Altrimenti il concetto di autonomia diviene di sola libertà
di spesa basata sui debiti;
V - riforma della legge comunale e provinciale per
sopprimere le province e ridefinire i i compiti dei Comuni
dettando nuove norme sui controlli finanziari;
a3) Ordinamento del Parlamento
I - nuove leggi elettorali, per la Camera, di tipo misto
(uninominale e proporzionale secondo il modello tedesco)
riducendo il numero dei deputati a 450 e, per il Senato,
di rappresentanza di secondo grado, regionale, degli
interessi economici, sociali e culturali, diminuendo a 250
il numero dei senatori ed elevando da 5 a 25 quello dei
senatori a vita di nomina presidenziale, con aumento delle
categorie relative (ex parlamentari - ex magistrati
- ex funzionari e imprenditori pubblici - ex militari
ecc.);
II - modifica della Costituzione per dare alla Camera
preminenza politica (nomina del Primo Ministro) ed alla
Senato preponderanza economica (esame del bilancio);
III - stabilire norme per effettuare in uno stesso giorno
ogni 4 anni le elezioni nazionali, regionali e comunali
(modifica costituzionale);
IV - stabilire che i decreti-legge sono inemendabili;
a4) Ordinamento di altri organi istituzionali
I - Corte Costituzionale: sancire l'incompatibilità
successiva dei giudici a cariche elettive in enti
pubblici; sancire il divieto di sentenze cosiddette attive
(che trasformano la Corte in organo legislativo di fatto);
II - Presidente della Repubblica: ridurre a 5 anni il
mandato, sancire l'ineleggibilità ed eliminare il
semestre bianco (modifica costituzionale);
III - Regioni: modifica della Costituzione per ridurre il
numero e determinarne i confini secondo criteri
geoeconomici più che storici.

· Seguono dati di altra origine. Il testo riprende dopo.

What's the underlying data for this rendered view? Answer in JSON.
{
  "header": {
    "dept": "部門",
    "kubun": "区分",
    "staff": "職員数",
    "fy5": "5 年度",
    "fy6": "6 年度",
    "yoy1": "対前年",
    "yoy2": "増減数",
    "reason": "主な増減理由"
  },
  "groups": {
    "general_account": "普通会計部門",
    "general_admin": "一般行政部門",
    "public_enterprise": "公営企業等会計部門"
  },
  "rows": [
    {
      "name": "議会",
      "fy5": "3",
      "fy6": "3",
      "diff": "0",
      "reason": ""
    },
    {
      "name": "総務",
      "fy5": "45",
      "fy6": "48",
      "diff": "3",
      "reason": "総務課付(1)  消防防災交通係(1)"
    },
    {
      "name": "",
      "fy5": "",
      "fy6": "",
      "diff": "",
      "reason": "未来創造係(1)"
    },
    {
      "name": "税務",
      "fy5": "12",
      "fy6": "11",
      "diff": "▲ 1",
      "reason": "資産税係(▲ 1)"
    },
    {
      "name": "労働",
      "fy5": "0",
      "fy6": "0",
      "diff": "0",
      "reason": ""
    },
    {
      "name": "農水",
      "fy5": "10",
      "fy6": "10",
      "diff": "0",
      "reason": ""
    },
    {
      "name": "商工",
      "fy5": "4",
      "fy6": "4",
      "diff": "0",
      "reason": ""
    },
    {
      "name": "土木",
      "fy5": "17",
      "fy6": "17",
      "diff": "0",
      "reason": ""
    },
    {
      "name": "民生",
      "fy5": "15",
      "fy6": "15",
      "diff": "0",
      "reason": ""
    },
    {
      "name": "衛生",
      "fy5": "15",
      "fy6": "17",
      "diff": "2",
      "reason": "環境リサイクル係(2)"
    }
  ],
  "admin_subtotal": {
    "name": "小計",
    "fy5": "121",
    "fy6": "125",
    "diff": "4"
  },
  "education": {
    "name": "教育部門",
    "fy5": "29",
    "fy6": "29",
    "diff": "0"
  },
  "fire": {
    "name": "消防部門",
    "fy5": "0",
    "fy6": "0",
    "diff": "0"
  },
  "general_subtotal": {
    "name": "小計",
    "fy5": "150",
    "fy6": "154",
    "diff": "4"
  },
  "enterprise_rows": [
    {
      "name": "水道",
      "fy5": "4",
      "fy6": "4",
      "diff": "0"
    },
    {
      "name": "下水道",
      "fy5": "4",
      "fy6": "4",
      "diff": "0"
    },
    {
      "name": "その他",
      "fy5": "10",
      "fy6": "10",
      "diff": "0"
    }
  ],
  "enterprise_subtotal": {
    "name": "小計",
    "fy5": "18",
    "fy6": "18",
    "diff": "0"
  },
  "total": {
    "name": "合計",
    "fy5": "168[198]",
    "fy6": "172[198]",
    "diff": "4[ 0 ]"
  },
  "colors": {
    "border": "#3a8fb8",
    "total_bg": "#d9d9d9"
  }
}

Provvedimenti economico
sociali.
b1) Nuova legislazione
antiurbanesimo subordinando il diritto di residenza alla
dimostrazione di possedere un posto di lavoro e un reddito
sufficiente (per evitare che saltino le finanze dei grandi
Comuni);
b2) Nuova legislazione urbanistica favorendo le città
satelliti e trasformando la scienza urbanistica da
edilizia in scienza dei trasporti veloci suburbani;
b3) nuova legislazione sulla stampa in senso protettivo
della dignità del cittadino (sul modello inglese) e
stabilendo l'obbligo di pubblicare ogni anno i bilanci
nonché le retribuzioni dei giornalisti;
b4) unificazione di tutti gli istituti ed enti
previdenziali ed assistenziali in un unico ente di
sicurezza sociale da gestire con formule di tipo
assicurativo allo scopo di ridurre i costi attuali;
b5) disciplinare e moralizzare il settore pensionistico
stabilendo: il divieto del pagamento di pensioni prima dei
60 anni salvo casi di riconosciuta inabilità; il
controllo rigido sulle pensioni di invalidità;
l'eliminazione del fenomeno del cumulo di più pensioni;
b6) dare attuazione agli articoli 39 e 40 della
Costituzione regolando la vita dei sindacati limitando il
diritto di sciopero nel senso di:
I - introdurre l'obbligo di preavviso dopo aver spedito il
concordato;
II - escludere i servizi pubblici essenziali (trasporti;
dogane; ospedali e cliniche; imposte; pubbliche
amministrazioni in genere) ovvero garantirne il corretto
svolgimento;
III - limitare il diritto di sciopero alle causali
economiche ed assicurare comunque la libertà di lavoro;
b7) nuova legislazione sulla partecipazione dei lavoratori
alla proprietà azionaria delle imprese e sulla gestione
(modello tedesco);
b8) nuova legislazione sull'assetto del territorio
(ecologia, difesa del suolo, disciplina delle acque,
rimboscamento, insediamenti umani);
b9) legislazione antimonopolio (modello USA);
b10) nuova legislazione bancaria (modello francese);
b11) riforma della scuola (selezione meritocratica - borse
di studio ai non abbienti - scuole di Stato normale e
politecnica sul modello francese);
b12) riforma ospedaliera e sanitaria sul modello tedesco.
c) Stampa - Abolire tutte le provvidenze agevolative
dirette a sanare bilanci deficitari con onere del pubblico
erario ed abolire il monopolio RAI-TV.